Bunker Bean leads a dull, gray life, his only bit of color provided by a red silk cravat buried at the bottom of his bottom drawer. But all of that changes after he consults the Countess Cassanova and she tells him of his past lives. Armed with the knowledge that he used to be Napoleon or an Egyptian Pharaoh, he begins to live a different life. Bunker Bean is populated with eccentric and exotic characters -- this is a lively and entertaining tale of the turning worm.
I had to live ten years in New York. It was then a simple town, with few street lights north of Forty-second street. Now the place is pretty terrible to me, perhaps the ugliest city in the world. I decided that the only way to get out of New York was to write a successful novel. So I tried with The Spenders and when I got a substantial advance from publishers, I quit my job and beat it for the high hills of Colorado. --Harry Leon Wilson
I enjoyed this book well enough, I suppose, but I would have liked it more if I could have found anything particularly sympathetic about the title character. I suspected he would eventually become sympathetic, and, at last, he did, but it took a heck of a long time. This is the forth Harry Leon Wilson novel I've read. I like him as an author, though this particular one is a notch or two below MERTON OF THE MOVIES and RUGGLES OF RED GAP.
A satire of early 20th century manhood deftly showing that what a man believes about himself is who he is. Thinking himself at first a nobody with no prospects, Bunker Bean questions who he might have been in a past life. Two scam artists convince him he has a glorious, manly past and his behavior begins to reflect this belief. He "stands erect," and rights any number of wrongs he has observed, but never dared address. But what will he do if and when the deception is revealed?

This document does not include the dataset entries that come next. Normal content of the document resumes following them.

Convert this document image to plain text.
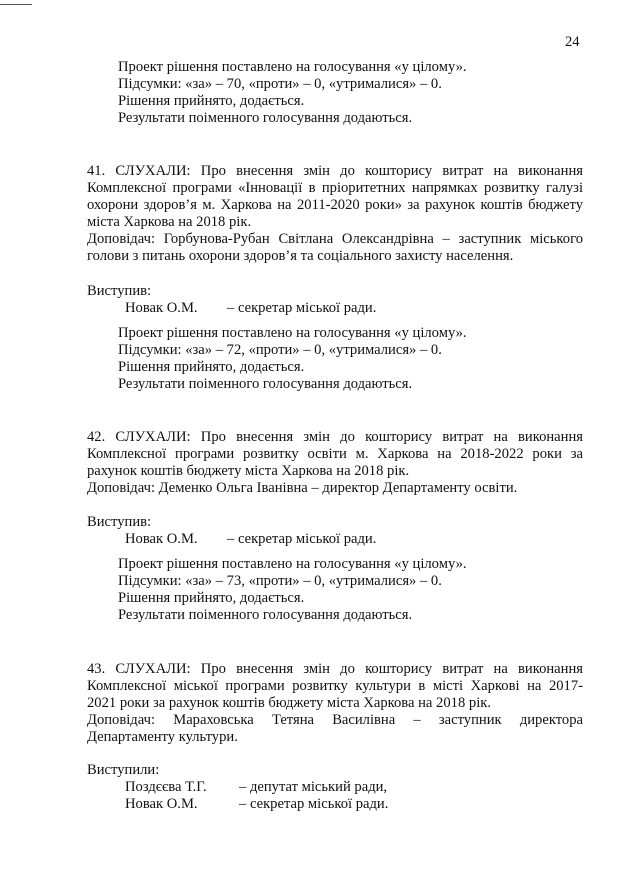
24
Проект рішення поставлено на голосування «у цілому».
Підсумки: «за» – 70, «проти» – 0, «утрималися» – 0.
Рішення прийнято, додається.
Результати поіменного голосування додаються.
41. СЛУХАЛИ: Про внесення змін до кошторису витрат на виконання
Комплексної програми «Інновації в пріоритетних напрямках розвитку галузі
охорони здоров’я м. Харкова на 2011-2020 роки» за рахунок коштів бюджету
міста Харкова на 2018 рік.
Доповідач: Горбунова-Рубан Світлана Олександрівна – заступник міського
голови з питань охорони здоров’я та соціального захисту населення.
Виступив:
Новак О.М. – секретар міської ради.
Проект рішення поставлено на голосування «у цілому».
Підсумки: «за» – 72, «проти» – 0, «утрималися» – 0.
Рішення прийнято, додається.
Результати поіменного голосування додаються.
42. СЛУХАЛИ: Про внесення змін до кошторису витрат на виконання
Комплексної програми розвитку освіти м. Харкова на 2018-2022 роки за
рахунок коштів бюджету міста Харкова на 2018 рік.
Доповідач: Деменко Ольга Іванівна – директор Департаменту освіти.
Виступив:
Новак О.М. – секретар міської ради.
Проект рішення поставлено на голосування «у цілому».
Підсумки: «за» – 73, «проти» – 0, «утрималися» – 0.
Рішення прийнято, додається.
Результати поіменного голосування додаються.
43. СЛУХАЛИ: Про внесення змін до кошторису витрат на виконання
Комплексної міської програми розвитку культури в місті Харкові на 2017-
2021 роки за рахунок коштів бюджету міста Харкова на 2018 рік.
Доповідач: Мараховська Тетяна Василівна – заступник директора
Департаменту культури.
Виступили:
Поздєєва Т.Г. – депутат міський ради,
Новак О.М.	– секретар міської ради.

This was different, in a good way. Think Walter Mitty meets Mr. Bean. While I had some sympathy for Bunker, I was laughing at him at the same time for being oh so very gullible. I didn't really get engaged with the story until after the childhood chapters but then I was hooked and wanted to see what would happen next. It was just a perfectly little old story (which statement you'll understand after you read it).